At this stage, the continuous improvement leader’s role includes training the team members to simulate variables and work with their models in a predictive way. The team’s members will have progressed to full working competency of questioning and modeling—they have become new-age.

Stage 5: Control

Most processes are not manufacturing processes in which classic statistical process control and process capability indices play. However, the previous stage will have identified measures in the models that are sensitive to achieved and continued success, as well as, any drift away from success. As permanent solutions are built and started up along the process, the analytic-type measures will become the new standard.

The new-age continuous improvement leader’s training responsibilities during and after this final stage reflect that the most impactful of all improvements is the improvement of an enterprise’s ability to frame, ask and answer questions. The enterprise will organically accumulate the scarcest new age resource of all; continuous improvement leaders, subject matter experts and operatives who utilize data science in their work.

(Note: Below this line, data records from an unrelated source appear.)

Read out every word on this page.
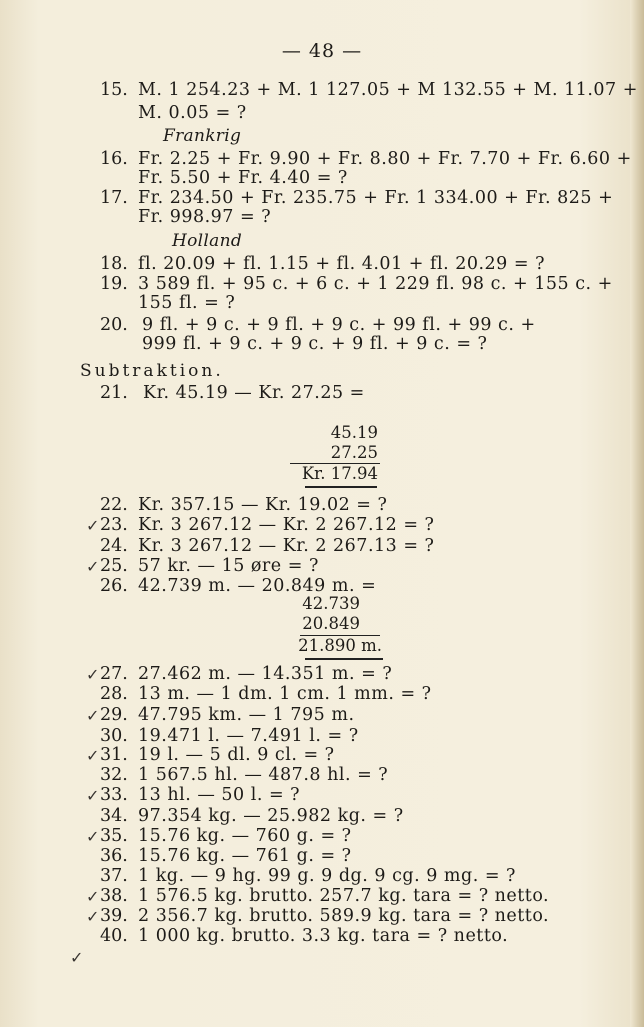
— 48 —
15. M. 1 254.23 + M. 1 127.05 + M 132.55 + M. 11.07 +
M. 0.05 = ?
Frankrig
16. Fr. 2.25 + Fr. 9.90 + Fr. 8.80 + Fr. 7.70 + Fr. 6.60 +
Fr. 5.50 + Fr. 4.40 = ?
17. Fr. 234.50 + Fr. 235.75 + Fr. 1 334.00 + Fr. 825 +
Fr. 998.97 = ?
Holland
18. fl. 20.09 + fl. 1.15 + fl. 4.01 + fl. 20.29 = ?
19. 3 589 fl. + 95 c. + 6 c. + 1 229 fl. 98 c. + 155 c. +
155 fl. = ?
20. 9 fl. + 9 c. + 9 fl. + 9 c. + 99 fl. + 99 c. +
999 fl. + 9 c. + 9 c. + 9 fl. + 9 c. = ?
Subtraktion.
21. Kr. 45.19 — Kr. 27.25 =
45.19
27.25
Kr. 17.94
22. Kr. 357.15 — Kr. 19.02 = ?
✓ 23. Kr. 3 267.12 — Kr. 2 267.12 = ?
24. Kr. 3 267.12 — Kr. 2 267.13 = ?
✓ 25. 57 kr. — 15 øre = ?
26. 42.739 m. — 20.849 m. =
42.739
20.849
21.890 m.
✓ 27. 27.462 m. — 14.351 m. = ?
28. 13 m. — 1 dm. 1 cm. 1 mm. = ?
✓ 29. 47.795 km. — 1 795 m.
30. 19.471 l. — 7.491 l. = ?
✓ 31. 19 l. — 5 dl. 9 cl. = ?
32. 1 567.5 hl. — 487.8 hl. = ?
✓ 33. 13 hl. — 50 l. = ?
34. 97.354 kg. — 25.982 kg. = ?
✓ 35. 15.76 kg. — 760 g. = ?
36. 15.76 kg. — 761 g. = ?
37. 1 kg. — 9 hg. 99 g. 9 dg. 9 cg. 9 mg. = ?
✓ 38. 1 576.5 kg. brutto. 257.7 kg. tara = ? netto.
✓ 39. 2 356.7 kg. brutto. 589.9 kg. tara = ? netto.
40. 1 000 kg. brutto. 3.3 kg. tara = ? netto.
✓
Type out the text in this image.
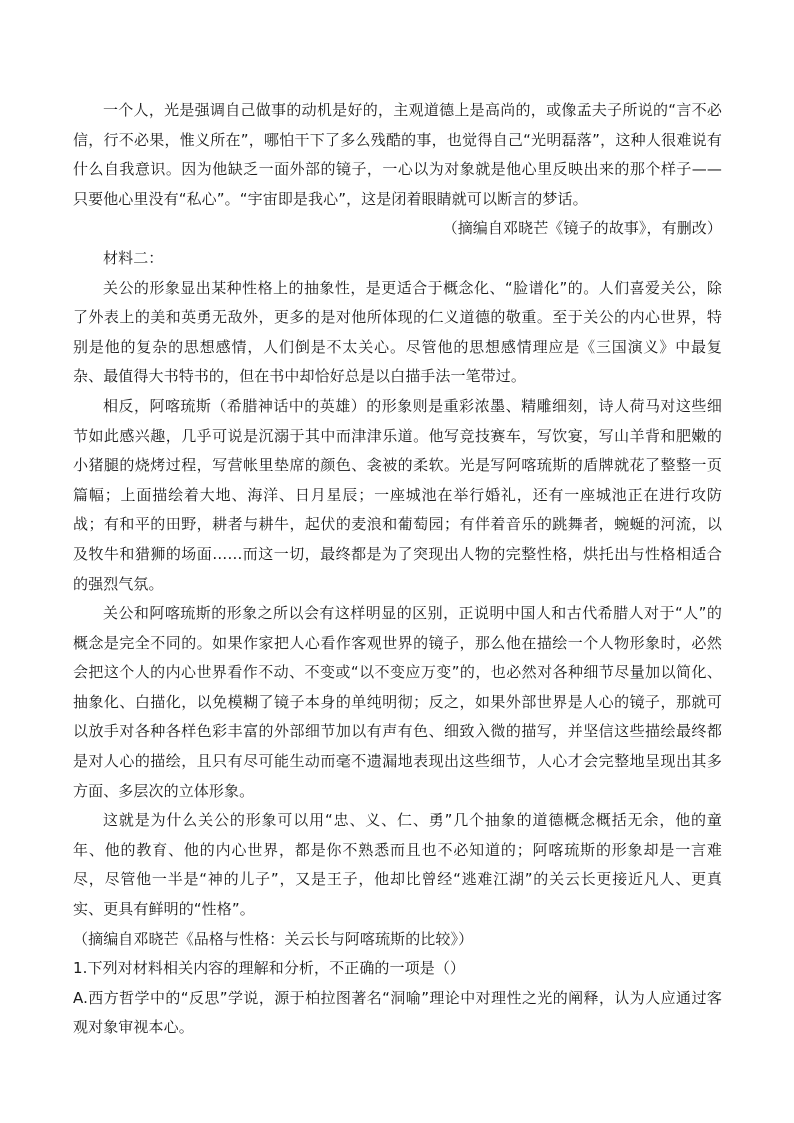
一个人，光是强调自己做事的动机是好的，主观道德上是高尚的，或像孟夫子所说的“言不必信，行不必果，惟义所在”，哪怕干下了多么残酷的事，也觉得自己“光明磊落”，这种人很难说有什么自我意识。因为他缺乏一面外部的镜子，一心以为对象就是他心里反映出来的那个样子——只要他心里没有“私心”。“宇宙即是我心”，这是闭着眼睛就可以断言的梦话。

（摘编自邓晓芒《镜子的故事》，有删改）

材料二：

关公的形象显出某种性格上的抽象性，是更适合于概念化、“脸谱化”的。人们喜爱关公，除了外表上的美和英勇无敌外，更多的是对他所体现的仁义道德的敬重。至于关公的内心世界，特别是他的复杂的思想感情，人们倒是不太关心。尽管他的思想感情理应是《三国演义》中最复杂、最值得大书特书的，但在书中却恰好总是以白描手法一笔带过。

相反，阿喀琉斯（希腊神话中的英雄）的形象则是重彩浓墨、精雕细刻，诗人荷马对这些细节如此感兴趣，几乎可说是沉溺于其中而津津乐道。他写竞技赛车，写饮宴，写山羊背和肥嫩的小猪腿的烧烤过程，写营帐里垫席的颜色、衾被的柔软。光是写阿喀琉斯的盾牌就花了整整一页篇幅；上面描绘着大地、海洋、日月星辰；一座城池在举行婚礼，还有一座城池正在进行攻防战；有和平的田野，耕者与耕牛，起伏的麦浪和葡萄园；有伴着音乐的跳舞者，蜿蜒的河流，以及牧牛和猎狮的场面……而这一切，最终都是为了突现出人物的完整性格，烘托出与性格相适合的强烈气氛。

关公和阿喀琉斯的形象之所以会有这样明显的区别，正说明中国人和古代希腊人对于“人”的概念是完全不同的。如果作家把人心看作客观世界的镜子，那么他在描绘一个人物形象时，必然会把这个人的内心世界看作不动、不变或“以不变应万变”的，也必然对各种细节尽量加以简化、抽象化、白描化，以免模糊了镜子本身的单纯明彻；反之，如果外部世界是人心的镜子，那就可以放手对各种各样色彩丰富的外部细节加以有声有色、细致入微的描写，并坚信这些描绘最终都是对人心的描绘，且只有尽可能生动而毫不遗漏地表现出这些细节，人心才会完整地呈现出其多方面、多层次的立体形象。

这就是为什么关公的形象可以用“忠、义、仁、勇”几个抽象的道德概念概括无余，他的童年、他的教育、他的内心世界，都是你不熟悉而且也不必知道的；阿喀琉斯的形象却是一言难尽，尽管他一半是“神的儿子”，又是王子，他却比曾经“逃难江湖”的关云长更接近凡人、更真实、更具有鲜明的“性格”。

（摘编自邓晓芒《品格与性格：关云长与阿喀琉斯的比较》）

1.下列对材料相关内容的理解和分析，不正确的一项是（）

A.西方哲学中的“反思”学说，源于柏拉图著名“洞喻”理论中对理性之光的阐释，认为人应通过客观对象审视本心。
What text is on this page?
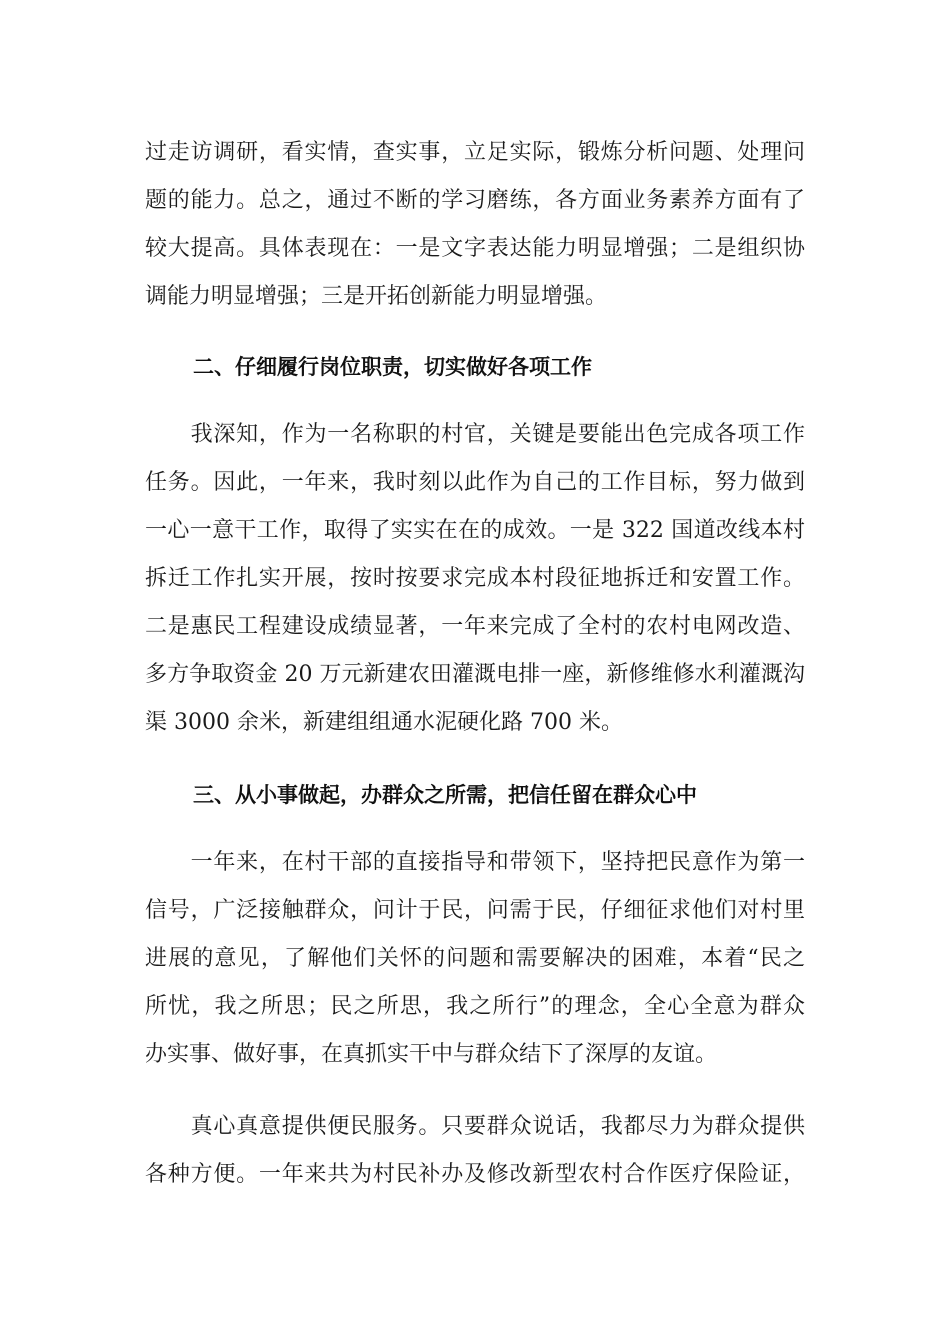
过走访调研，看实情，查实事，立足实际，锻炼分析问题、处理问
题的能力。总之，通过不断的学习磨练，各方面业务素养方面有了
较大提高。具体表现在：一是文字表达能力明显增强；二是组织协
调能力明显增强；三是开拓创新能力明显增强。
二、仔细履行岗位职责，切实做好各项工作
　　我深知，作为一名称职的村官，关键是要能出色完成各项工作
任务。因此，一年来，我时刻以此作为自己的工作目标，努力做到
一心一意干工作，取得了实实在在的成效。一是 322 国道改线本村
拆迁工作扎实开展，按时按要求完成本村段征地拆迁和安置工作。
二是惠民工程建设成绩显著，一年来完成了全村的农村电网改造、
多方争取资金 20 万元新建农田灌溉电排一座，新修维修水利灌溉沟
渠 3000 余米，新建组组通水泥硬化路 700 米。
三、从小事做起，办群众之所需，把信任留在群众心中
　　一年来，在村干部的直接指导和带领下，坚持把民意作为第一
信号，广泛接触群众，问计于民，问需于民，仔细征求他们对村里
进展的意见，了解他们关怀的问题和需要解决的困难，本着“民之
所忧，我之所思；民之所思，我之所行”的理念，全心全意为群众
办实事、做好事，在真抓实干中与群众结下了深厚的友谊。
　　真心真意提供便民服务。只要群众说话，我都尽力为群众提供
各种方便。一年来共为村民补办及修改新型农村合作医疗保险证，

During the control stage, there is the responsibility to mentor team members as they train others to conduct the solution. After the control stage, there is the continuing responsibility to mentor team members as they engage with other projects and peers. 

Sources for self-directed learning: Discovering Statistics Using R, Field and Miles, 2012 | Multilevel Modeling Using R, Holmes, 2014 | Machine Learning with R, Lantz, 2015 | ggplot2, Elegant Graphics for Data Analysis, Wickham, 2016 | Introductory Time Series with R, Cowpertwait and Metcalfe, 2009 | and Event History Analytics with R, Bostrom, 2012 | Package “tsoutliers,” Javier López-de-Lacalle, 2017.